Look around and some sloths are perched in trees, others rest in baskets and young ones in incubators clutch stuffed animals as if they were their mothers.

The ones brought in as babies stay for good, because they do not know how to live in their native habitat. But injured adults are returned to the wild when they have recovered.

Avey points to her first resident - a specimen named Buttercup, snoozing in a hanging rattan chair. She was brought to the refuge after her mother was hit by a car and died.

"Neither the zoos nor anyone else wanted her because they did not know anything about sloths. But we fell in love with her. She climbed into my arms and stayed there. She is my spoiled one," said Avey.

Since its founding the center has taken care of more than 500 of the animals. It costs about $US400 ($A383) per head each year.

The sanctuary raises revenue with a small zoo, a hotel and guided tours of this most relaxed of biological reserves.

"We saw some on YouTube and decided to come and see them up close. We love them," said Briggs Lebeacq, a young American tourist who came to Costa Rica with his girlfriend.

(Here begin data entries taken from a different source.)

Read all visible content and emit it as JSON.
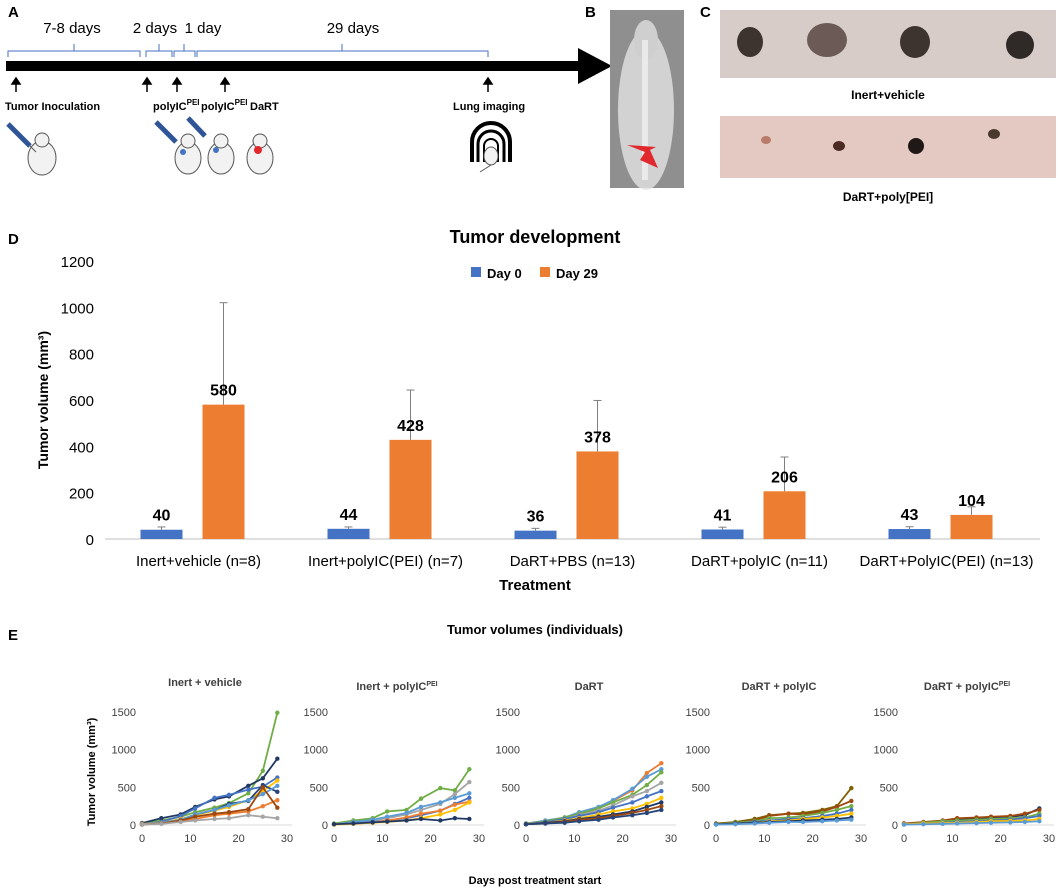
{
  "panels": {
    "A": "A",
    "B": "B",
    "C": "C",
    "D": "D",
    "E": "E"
  },
  "timeline": {
    "durations": [
      "7-8 days",
      "2 days",
      "1 day",
      "29 days"
    ],
    "events": {
      "inoculation": "Tumor Inoculation",
      "polyic1": "polyIC",
      "polyic1_sup": "PEI",
      "polyic2": "polyIC",
      "polyic2_sup": "PEI",
      "dart": "DaRT",
      "imaging": "Lung imaging"
    }
  },
  "photos": {
    "top_label": "Inert+vehicle",
    "bottom_label": "DaRT+poly[PEI]"
  },
  "colors": {
    "day0": "#4472C4",
    "day29": "#ED7D31",
    "axis": "#BFBFBF"
  },
  "chart_data": [
    {
      "type": "bar",
      "title": "Tumor development",
      "xlabel": "Treatment",
      "ylabel": "Tumor volume (mm³)",
      "ylim": [
        0,
        1200
      ],
      "yticks": [
        "0",
        "200",
        "400",
        "600",
        "800",
        "1000",
        "1200"
      ],
      "legend_position": "top-center",
      "categories": [
        "Inert+vehicle (n=8)",
        "Inert+polyIC(PEI) (n=7)",
        "DaRT+PBS (n=13)",
        "DaRT+polyIC (n=11)",
        "DaRT+PolyIC(PEI) (n=13)"
      ],
      "series": [
        {
          "name": "Day 0",
          "values": [
            40,
            44,
            36,
            41,
            43
          ],
          "errors": [
            12,
            8,
            10,
            10,
            10
          ]
        },
        {
          "name": "Day 29",
          "values": [
            580,
            428,
            378,
            206,
            104
          ],
          "errors": [
            440,
            215,
            220,
            148,
            35
          ]
        }
      ],
      "data_labels": {
        "Day 0": [
          "40",
          "44",
          "36",
          "41",
          "43"
        ],
        "Day 29": [
          "580",
          "428",
          "378",
          "206",
          "104"
        ]
      }
    },
    {
      "type": "line",
      "title": "Tumor volumes (individuals)",
      "xlabel": "Days post treatment start",
      "ylabel": "Tumor volume (mm³)",
      "xlim": [
        0,
        30
      ],
      "ylim": [
        0,
        1500
      ],
      "xticks": [
        "0",
        "10",
        "20",
        "30"
      ],
      "yticks": [
        "0",
        "500",
        "1000",
        "1500"
      ],
      "x": [
        0,
        4,
        8,
        11,
        15,
        18,
        22,
        25,
        28
      ],
      "panels": [
        {
          "title": "Inert + vehicle",
          "title_sup": "",
          "series": [
            {
              "color": "#70AD47",
              "values": [
                20,
                60,
                110,
                170,
                230,
                290,
                420,
                720,
                1490
              ]
            },
            {
              "color": "#203864",
              "values": [
                25,
                90,
                140,
                240,
                340,
                380,
                520,
                620,
                880
              ]
            },
            {
              "color": "#4472C4",
              "values": [
                10,
                40,
                120,
                220,
                360,
                400,
                470,
                510,
                630
              ]
            },
            {
              "color": "#FFC000",
              "values": [
                15,
                30,
                80,
                130,
                190,
                240,
                330,
                450,
                590
              ]
            },
            {
              "color": "#264478",
              "values": [
                10,
                20,
                60,
                140,
                200,
                280,
                320,
                530,
                440
              ]
            },
            {
              "color": "#5B9BD5",
              "values": [
                12,
                30,
                70,
                140,
                200,
                260,
                330,
                410,
                520
              ]
            },
            {
              "color": "#ED7D31",
              "values": [
                10,
                20,
                50,
                80,
                130,
                150,
                180,
                250,
                330
              ]
            },
            {
              "color": "#9E480E",
              "values": [
                5,
                20,
                60,
                110,
                150,
                170,
                210,
                500,
                230
              ]
            },
            {
              "color": "#A5A5A5",
              "values": [
                8,
                15,
                40,
                60,
                80,
                90,
                130,
                110,
                90
              ]
            }
          ]
        },
        {
          "title": "Inert + polyIC",
          "title_sup": "PEI",
          "series": [
            {
              "color": "#70AD47",
              "values": [
                20,
                60,
                90,
                180,
                200,
                350,
                490,
                460,
                740
              ]
            },
            {
              "color": "#A5A5A5",
              "values": [
                10,
                30,
                60,
                90,
                140,
                200,
                280,
                410,
                570
              ]
            },
            {
              "color": "#5B9BD5",
              "values": [
                10,
                40,
                70,
                110,
                160,
                240,
                300,
                360,
                420
              ]
            },
            {
              "color": "#4472C4",
              "values": [
                10,
                20,
                40,
                60,
                90,
                130,
                190,
                280,
                360
              ]
            },
            {
              "color": "#ED7D31",
              "values": [
                10,
                20,
                30,
                60,
                100,
                150,
                190,
                270,
                310
              ]
            },
            {
              "color": "#FFC000",
              "values": [
                5,
                15,
                30,
                40,
                60,
                90,
                140,
                200,
                300
              ]
            },
            {
              "color": "#203864",
              "values": [
                10,
                20,
                35,
                45,
                60,
                80,
                60,
                90,
                80
              ]
            }
          ]
        },
        {
          "title": "DaRT",
          "title_sup": "",
          "series": [
            {
              "color": "#ED7D31",
              "values": [
                20,
                50,
                90,
                140,
                220,
                320,
                460,
                690,
                820
              ]
            },
            {
              "color": "#5B9BD5",
              "values": [
                20,
                60,
                100,
                170,
                240,
                330,
                480,
                640,
                740
              ]
            },
            {
              "color": "#70AD47",
              "values": [
                20,
                50,
                100,
                150,
                220,
                300,
                400,
                530,
                700
              ]
            },
            {
              "color": "#A5A5A5",
              "values": [
                15,
                40,
                80,
                130,
                190,
                260,
                380,
                450,
                560
              ]
            },
            {
              "color": "#4472C4",
              "values": [
                10,
                40,
                80,
                120,
                170,
                230,
                300,
                380,
                450
              ]
            },
            {
              "color": "#FFC000",
              "values": [
                10,
                30,
                60,
                90,
                140,
                180,
                220,
                280,
                360
              ]
            },
            {
              "color": "#203864",
              "values": [
                10,
                30,
                50,
                80,
                110,
                140,
                180,
                240,
                300
              ]
            },
            {
              "color": "#9E480E",
              "values": [
                10,
                20,
                40,
                70,
                90,
                120,
                160,
                200,
                250
              ]
            },
            {
              "color": "#264478",
              "values": [
                10,
                20,
                30,
                50,
                70,
                100,
                130,
                160,
                200
              ]
            }
          ]
        },
        {
          "title": "DaRT + polyIC",
          "title_sup": "",
          "series": [
            {
              "color": "#7F6000",
              "values": [
                20,
                40,
                80,
                130,
                150,
                160,
                200,
                250,
                490
              ]
            },
            {
              "color": "#9E480E",
              "values": [
                10,
                30,
                60,
                120,
                150,
                140,
                180,
                240,
                320
              ]
            },
            {
              "color": "#70AD47",
              "values": [
                10,
                30,
                50,
                90,
                100,
                120,
                160,
                200,
                250
              ]
            },
            {
              "color": "#4472C4",
              "values": [
                10,
                20,
                40,
                60,
                80,
                90,
                120,
                150,
                200
              ]
            },
            {
              "color": "#FFC000",
              "values": [
                10,
                20,
                30,
                50,
                60,
                80,
                100,
                120,
                150
              ]
            },
            {
              "color": "#203864",
              "values": [
                10,
                20,
                30,
                40,
                50,
                60,
                70,
                80,
                100
              ]
            },
            {
              "color": "#5B9BD5",
              "values": [
                5,
                10,
                20,
                30,
                40,
                40,
                50,
                60,
                70
              ]
            }
          ]
        },
        {
          "title": "DaRT + polyIC",
          "title_sup": "PEI",
          "series": [
            {
              "color": "#203864",
              "values": [
                20,
                30,
                50,
                80,
                90,
                100,
                110,
                130,
                220
              ]
            },
            {
              "color": "#9E480E",
              "values": [
                20,
                40,
                60,
                90,
                100,
                110,
                120,
                150,
                200
              ]
            },
            {
              "color": "#70AD47",
              "values": [
                10,
                30,
                50,
                60,
                70,
                80,
                90,
                100,
                150
              ]
            },
            {
              "color": "#4472C4",
              "values": [
                10,
                20,
                30,
                40,
                50,
                60,
                70,
                90,
                120
              ]
            },
            {
              "color": "#FFC000",
              "values": [
                10,
                20,
                25,
                30,
                40,
                50,
                55,
                60,
                80
              ]
            },
            {
              "color": "#5B9BD5",
              "values": [
                5,
                10,
                15,
                20,
                25,
                30,
                35,
                40,
                50
              ]
            }
          ]
        }
      ]
    }
  ]
}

What is the life of a sloth like?

Vets say they eat only leaves, do not drink water and in Costa Rica tend to live on the Caribbean coast to the east because of the humidity and abundant presence of the guarumo, or trumpet tree, the animal's favorite.

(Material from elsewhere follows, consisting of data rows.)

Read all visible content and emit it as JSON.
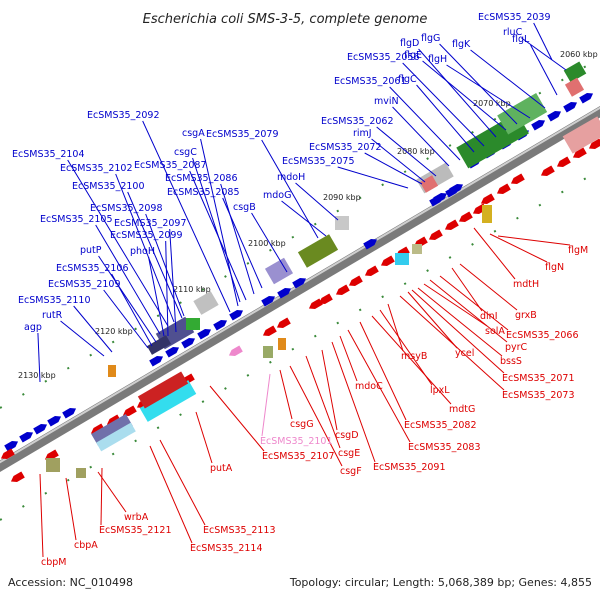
{
  "title": "Escherichia coli SMS-3-5, complete genome",
  "accession": "Accession: NC_010498",
  "summary": "Topology: circular; Length: 5,068,389 bp; Genes: 4,855",
  "colors": {
    "forward": "#0000cc",
    "reverse": "#dd0000",
    "pseudo": "#ee88cc",
    "backbone": "#888888",
    "gc_positive": "#1a7a1a"
  },
  "ticks": [
    "2060 kbp",
    "2070 kbp",
    "2080 kbp",
    "2090 kbp",
    "2100 kbp",
    "2110 kbp",
    "2120 kbp",
    "2130 kbp"
  ],
  "forward_labels": [
    "EcSMS35_2039",
    "rluC",
    "flgL",
    "flgK",
    "flgH",
    "flgG",
    "flgE",
    "flgD",
    "EcSMS35_2056",
    "flgC",
    "EcSMS35_2061",
    "mviN",
    "EcSMS35_2062",
    "rimJ",
    "EcSMS35_2072",
    "EcSMS35_2075",
    "EcSMS35_2079",
    "mdoH",
    "mdoG",
    "csgB",
    "EcSMS35_2085",
    "EcSMS35_2086",
    "EcSMS35_2087",
    "csgC",
    "csgA",
    "EcSMS35_2092",
    "EcSMS35_2104",
    "EcSMS35_2102",
    "EcSMS35_2100",
    "EcSMS35_2098",
    "EcSMS35_2105",
    "EcSMS35_2097",
    "EcSMS35_2099",
    "phoH",
    "putP",
    "EcSMS35_2106",
    "EcSMS35_2109",
    "EcSMS35_2110",
    "rutR",
    "agp"
  ],
  "reverse_labels": [
    "flgM",
    "flgN",
    "mdtH",
    "grxB",
    "dinI",
    "EcSMS35_2066",
    "pyrC",
    "solA",
    "bssS",
    "ycel",
    "EcSMS35_2071",
    "EcSMS35_2073",
    "msyB",
    "lpxL",
    "mdtG",
    "EcSMS35_2082",
    "EcSMS35_2083",
    "mdoC",
    "EcSMS35_2091",
    "csgD",
    "csgE",
    "csgF",
    "csgG",
    "EcSMS35_2101",
    "EcSMS35_2107",
    "putA",
    "EcSMS35_2113",
    "EcSMS35_2114",
    "EcSMS35_2121",
    "wrbA",
    "cbpA",
    "cbpM"
  ]
}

Sanctuary veterinarian Marcelo Espinosa said their metabolism is so slow it takes them a month to digest food. They eat twice a day and only come down out of the trees once a week to defecate.

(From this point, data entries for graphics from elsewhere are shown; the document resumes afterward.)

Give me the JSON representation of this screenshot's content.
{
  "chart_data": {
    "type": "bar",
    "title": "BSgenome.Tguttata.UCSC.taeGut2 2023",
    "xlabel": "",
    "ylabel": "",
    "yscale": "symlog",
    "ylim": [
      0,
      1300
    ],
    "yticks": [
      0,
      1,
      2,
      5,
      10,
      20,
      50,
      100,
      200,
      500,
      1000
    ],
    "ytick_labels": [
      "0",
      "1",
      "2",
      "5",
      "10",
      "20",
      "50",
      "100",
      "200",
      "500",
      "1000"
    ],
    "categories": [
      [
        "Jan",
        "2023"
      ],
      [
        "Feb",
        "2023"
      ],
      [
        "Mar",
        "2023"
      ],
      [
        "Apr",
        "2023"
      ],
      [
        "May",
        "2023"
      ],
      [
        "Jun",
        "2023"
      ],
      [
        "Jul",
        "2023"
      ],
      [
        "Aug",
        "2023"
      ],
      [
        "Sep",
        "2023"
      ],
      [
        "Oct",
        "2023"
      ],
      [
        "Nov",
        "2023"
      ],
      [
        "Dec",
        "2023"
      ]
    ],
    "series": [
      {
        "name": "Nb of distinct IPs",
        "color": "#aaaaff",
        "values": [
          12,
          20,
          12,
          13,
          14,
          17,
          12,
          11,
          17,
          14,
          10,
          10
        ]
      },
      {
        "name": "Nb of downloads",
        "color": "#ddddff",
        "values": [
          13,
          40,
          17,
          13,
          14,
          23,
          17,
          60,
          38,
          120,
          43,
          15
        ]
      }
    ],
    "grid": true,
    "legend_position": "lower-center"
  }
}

They sleep 18 hours a day and eat little, as they do not burn a lot of energy.

As for sex, little is known about the two-toed variety.

But three-toed females, in heat, scream out for males to find them. What ensues could certainly test non-sloth romance: the male can take three days just to get there.

Espinosa said not a lot of research is done on sloths because he said no one cares.

But Avey, who has lived in Costa Rica for 40 years, certainly does.

"I cannot imagine life without them," she said. "To know them is to love them."